The Essential Question that guided our projects’ focus was:
How do dancers work with space, time and energy to communicate artistic expression?
Students addressed this essential question using three anchor standards:
Anchor Standard 4: Select, analyze, and interpret artistic work for presentation. Students were encouraged to examine space, time, and energy as basic elements of dance by coming up with performance sequences in and through space with intentionality and focus.
Anchor Standard 5: Develop and refine artistic techniques and work for presentation. Students learned to connect the mind and body, and develop the body as an instrument for artistry and artistic expression by replicating body shapes, movement characteristics, and movement patterns in a dance sequence.
Anchor Standard 8: Interpret intent and meaning in artistic work. Students examined how intent, meaning, and artistic expression are communicated through the use of the body, by using dance terminology to select specific context cues from movement.
Our program curriculum is designed to establish artistic literacy and provide the best educational outcome and experience. Students gain a better understanding of how to interpret dance, what inspires choreographers, and linking these ideas through movement. Our programs focus on the expressive elements of dance, developing knowledge of movement terminology, and gaining the capability to reflect, critique, and connect dance to personal experience. The shared dance experience that our arts education programs help to make dance more familiar and something students can relate to throughout their lives.
At the conclusion of the project, students responded to questions related to the identified Standards:
Responses from LTD students when asked, “How can you communicate in a group without speaking?”
“I can use my body language”
“By using my hands”
“You can make movement with your body”
“By making hand mountains”
“You can use movements or gestures to communicate”
One LTD class post-test results:
25 of 36 students scored over 83% on LTD post-test
29 of 36 students correctly defined choreography as designing movements
36 of 36 students accurately drew a picture of themselves in second position
Students participating in the Student Matinee are given a post-performance survey asking them to reflect on what they experienced.
Responses from the Student Matinee participants:
How did the dancers communicate during the performance?
“The performers used sign language to communicate with each other”
“They communicated by dance and expression.
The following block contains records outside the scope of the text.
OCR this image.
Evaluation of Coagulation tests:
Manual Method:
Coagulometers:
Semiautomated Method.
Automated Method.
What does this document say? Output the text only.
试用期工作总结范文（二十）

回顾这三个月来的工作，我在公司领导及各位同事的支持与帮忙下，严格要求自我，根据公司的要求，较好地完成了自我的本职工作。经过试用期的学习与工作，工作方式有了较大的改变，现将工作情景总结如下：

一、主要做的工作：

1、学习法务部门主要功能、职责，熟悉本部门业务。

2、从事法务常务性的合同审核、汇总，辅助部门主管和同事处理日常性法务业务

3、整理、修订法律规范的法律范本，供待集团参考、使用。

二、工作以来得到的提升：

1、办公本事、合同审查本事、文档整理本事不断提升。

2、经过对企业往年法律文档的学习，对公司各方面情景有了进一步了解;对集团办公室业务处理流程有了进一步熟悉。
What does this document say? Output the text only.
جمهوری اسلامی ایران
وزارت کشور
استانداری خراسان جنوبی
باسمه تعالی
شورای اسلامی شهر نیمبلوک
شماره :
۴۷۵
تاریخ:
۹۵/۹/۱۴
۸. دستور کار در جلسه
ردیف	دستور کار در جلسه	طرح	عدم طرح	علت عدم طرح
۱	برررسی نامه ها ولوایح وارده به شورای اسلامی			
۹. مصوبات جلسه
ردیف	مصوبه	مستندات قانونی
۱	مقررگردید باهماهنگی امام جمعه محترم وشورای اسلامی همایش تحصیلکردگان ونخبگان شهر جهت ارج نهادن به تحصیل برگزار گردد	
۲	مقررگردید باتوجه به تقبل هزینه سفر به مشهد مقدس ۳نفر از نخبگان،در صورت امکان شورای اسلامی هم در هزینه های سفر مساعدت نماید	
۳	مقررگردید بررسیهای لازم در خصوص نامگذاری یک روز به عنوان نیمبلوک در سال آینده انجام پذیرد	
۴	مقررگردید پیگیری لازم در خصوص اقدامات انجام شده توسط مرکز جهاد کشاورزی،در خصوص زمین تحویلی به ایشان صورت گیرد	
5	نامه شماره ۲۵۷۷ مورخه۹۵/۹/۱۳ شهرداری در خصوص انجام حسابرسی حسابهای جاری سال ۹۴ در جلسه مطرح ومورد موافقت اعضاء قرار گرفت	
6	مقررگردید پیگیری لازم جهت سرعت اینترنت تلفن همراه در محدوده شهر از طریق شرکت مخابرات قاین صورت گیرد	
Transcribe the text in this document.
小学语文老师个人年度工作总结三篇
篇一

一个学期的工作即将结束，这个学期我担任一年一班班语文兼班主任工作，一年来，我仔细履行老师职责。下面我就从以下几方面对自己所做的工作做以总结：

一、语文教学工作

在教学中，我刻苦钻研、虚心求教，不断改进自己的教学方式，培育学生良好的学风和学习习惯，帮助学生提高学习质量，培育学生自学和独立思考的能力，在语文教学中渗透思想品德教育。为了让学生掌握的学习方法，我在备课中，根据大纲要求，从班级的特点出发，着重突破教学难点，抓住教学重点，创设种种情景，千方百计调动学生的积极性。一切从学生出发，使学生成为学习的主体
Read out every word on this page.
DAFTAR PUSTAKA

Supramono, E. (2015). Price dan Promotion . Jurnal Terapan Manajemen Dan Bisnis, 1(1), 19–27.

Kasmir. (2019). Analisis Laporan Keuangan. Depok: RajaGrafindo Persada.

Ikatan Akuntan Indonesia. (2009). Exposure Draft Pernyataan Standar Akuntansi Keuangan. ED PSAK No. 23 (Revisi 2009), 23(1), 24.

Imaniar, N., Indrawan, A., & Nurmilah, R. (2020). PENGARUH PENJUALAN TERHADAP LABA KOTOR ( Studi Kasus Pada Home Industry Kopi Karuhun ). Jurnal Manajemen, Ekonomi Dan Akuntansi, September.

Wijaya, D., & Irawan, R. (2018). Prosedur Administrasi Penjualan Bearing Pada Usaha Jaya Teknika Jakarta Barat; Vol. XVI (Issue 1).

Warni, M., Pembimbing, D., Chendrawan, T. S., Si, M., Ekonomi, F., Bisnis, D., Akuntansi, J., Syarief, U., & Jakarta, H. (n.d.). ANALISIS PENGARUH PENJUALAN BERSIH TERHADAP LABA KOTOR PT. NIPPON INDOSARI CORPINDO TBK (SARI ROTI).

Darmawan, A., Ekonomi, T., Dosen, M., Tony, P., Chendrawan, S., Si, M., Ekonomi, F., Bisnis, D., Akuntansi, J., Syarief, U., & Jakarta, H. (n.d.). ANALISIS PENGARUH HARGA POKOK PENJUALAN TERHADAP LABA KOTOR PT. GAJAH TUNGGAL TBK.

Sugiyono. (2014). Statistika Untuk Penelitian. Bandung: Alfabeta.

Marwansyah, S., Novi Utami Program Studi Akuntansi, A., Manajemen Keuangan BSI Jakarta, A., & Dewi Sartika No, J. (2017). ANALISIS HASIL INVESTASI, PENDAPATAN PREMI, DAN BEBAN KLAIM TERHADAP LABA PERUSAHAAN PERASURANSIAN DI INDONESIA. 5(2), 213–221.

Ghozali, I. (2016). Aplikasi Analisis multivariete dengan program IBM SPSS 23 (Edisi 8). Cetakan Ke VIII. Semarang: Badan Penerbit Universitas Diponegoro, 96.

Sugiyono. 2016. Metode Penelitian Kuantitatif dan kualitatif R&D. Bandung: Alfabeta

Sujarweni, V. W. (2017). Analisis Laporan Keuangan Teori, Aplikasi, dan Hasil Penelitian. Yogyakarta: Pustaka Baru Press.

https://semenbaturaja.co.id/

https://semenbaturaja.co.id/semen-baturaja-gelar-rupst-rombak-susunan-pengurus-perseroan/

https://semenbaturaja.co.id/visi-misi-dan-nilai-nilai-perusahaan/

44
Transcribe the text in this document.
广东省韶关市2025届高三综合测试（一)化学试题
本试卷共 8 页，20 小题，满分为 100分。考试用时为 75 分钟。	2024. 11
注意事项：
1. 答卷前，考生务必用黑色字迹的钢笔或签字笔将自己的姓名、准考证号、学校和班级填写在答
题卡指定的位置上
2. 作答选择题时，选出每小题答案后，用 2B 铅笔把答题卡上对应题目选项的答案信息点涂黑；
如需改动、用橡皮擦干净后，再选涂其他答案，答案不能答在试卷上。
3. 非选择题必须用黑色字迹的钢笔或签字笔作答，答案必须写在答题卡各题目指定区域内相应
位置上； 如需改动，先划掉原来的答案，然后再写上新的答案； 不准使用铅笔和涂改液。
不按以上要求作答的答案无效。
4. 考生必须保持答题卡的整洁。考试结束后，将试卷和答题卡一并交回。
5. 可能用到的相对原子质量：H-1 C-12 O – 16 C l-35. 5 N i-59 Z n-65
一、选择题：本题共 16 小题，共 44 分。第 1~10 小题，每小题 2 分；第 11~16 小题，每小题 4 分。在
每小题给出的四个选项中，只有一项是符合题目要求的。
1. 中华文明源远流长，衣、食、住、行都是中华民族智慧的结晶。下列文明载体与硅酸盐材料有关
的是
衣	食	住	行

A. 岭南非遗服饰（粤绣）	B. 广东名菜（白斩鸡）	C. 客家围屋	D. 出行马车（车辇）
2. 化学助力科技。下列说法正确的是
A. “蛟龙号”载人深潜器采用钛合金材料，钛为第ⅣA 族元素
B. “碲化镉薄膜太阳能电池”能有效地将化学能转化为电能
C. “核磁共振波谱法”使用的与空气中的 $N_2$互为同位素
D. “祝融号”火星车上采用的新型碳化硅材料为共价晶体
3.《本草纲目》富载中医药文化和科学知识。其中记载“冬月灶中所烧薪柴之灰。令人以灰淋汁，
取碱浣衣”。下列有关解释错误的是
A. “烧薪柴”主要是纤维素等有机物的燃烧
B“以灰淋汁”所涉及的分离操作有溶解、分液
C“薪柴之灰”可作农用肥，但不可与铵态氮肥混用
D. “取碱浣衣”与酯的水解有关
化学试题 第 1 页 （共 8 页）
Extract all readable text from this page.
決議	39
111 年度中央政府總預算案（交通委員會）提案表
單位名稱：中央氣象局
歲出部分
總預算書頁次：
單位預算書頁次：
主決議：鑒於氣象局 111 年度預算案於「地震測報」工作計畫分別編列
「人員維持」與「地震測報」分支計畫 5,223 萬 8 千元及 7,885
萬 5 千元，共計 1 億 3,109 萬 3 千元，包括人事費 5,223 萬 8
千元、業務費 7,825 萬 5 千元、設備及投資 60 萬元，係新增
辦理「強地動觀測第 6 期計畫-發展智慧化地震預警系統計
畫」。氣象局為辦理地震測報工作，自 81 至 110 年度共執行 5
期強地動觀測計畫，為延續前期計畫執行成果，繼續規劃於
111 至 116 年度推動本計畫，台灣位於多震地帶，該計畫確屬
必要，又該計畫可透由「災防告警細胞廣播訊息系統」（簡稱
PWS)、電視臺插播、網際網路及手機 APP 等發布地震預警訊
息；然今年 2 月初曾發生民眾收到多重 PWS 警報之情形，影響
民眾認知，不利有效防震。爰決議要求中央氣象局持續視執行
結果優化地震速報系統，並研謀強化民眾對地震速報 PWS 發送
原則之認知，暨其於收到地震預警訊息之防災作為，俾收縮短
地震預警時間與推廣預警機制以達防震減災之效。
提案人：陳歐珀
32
Everything they did like parts of the dancing told a story”
“With dance, the background, and the music they danced to”
Further Feedback from the Student Matinee audiences:
“Beautiful performance, the students loved it!” Cynthia Mann Elementary Teacher
“Ballet Idaho has done a wonderful job of supporting art education in the Treasure Valley thought their student matinee performances” – Boise School District employee
Our Learning Through Dance program reached approximately 560 students in ten schools, including Title I schools with high populations of low-income students.
Responses from Teachers regarding the LTD program:
“Our students benefit academically, physically, and emotionally from their participation in this program… The Learning Through Dance lessons each week encouraged them to interact socially and learn new material and skills together… this experience helped to create a better sense of community among our third graders.”-Collister Elementary Teacher
“I believe it gives children confidence and creativity they may not have known they had.” –Washington Elementary Teacher
“I’ve had parents tell me that their sons have enjoyed ballet a lot. I think it has influenced all the students to open their minds.”-Washington Elementary Teacher
Teachers observed the following student moments in the LTD program:
“Confidence to step up in front of the group and share”
“Self-control of some students who can be wiggly”
“Willing to do something for the experience even if they do not like it”
“Excitement could be felt when a dance move/step was finally understood…”
Our Student Matinee outreach program brought more than 3,454 Treasure Valley students to the Velma V. Morrison Center for the Performing Arts to experience a professional ballet performance. In December 2017, Ballet Idaho presented The Nutcracker to 1,717 students and In April 2018, approximately 1,737 students from 23 Treasure Valley schools, including Title I schools and home school groups, experienced the magic of Swan Lake.
Offering our arts education programs to Idaho schools helped to increase access to the arts and provided meaningful experiences to students. Our programs brought dance to new audiences, taught students dance movements, communication skills, and helped to foster confidence.
In 2017, our arts education programs made the art of dance more accessible to students and provided interactive and performance-based arts programming designed to foster confidence, creative thinking, and communication skills that will support students in future education and employment endeavors.
The Learning Through Dance program emphasized the importance of physical activity by incorporating regular dance practice designed to increase students’ range of motion, flexibility, and endurance. Students were active participants as they learned new dance moves and interacted with fellow classmates to create movement sequences. Students benefitted from performing for, and interacting with, Ballet Idaho’s Youth Ensemble and fellow students from area schools.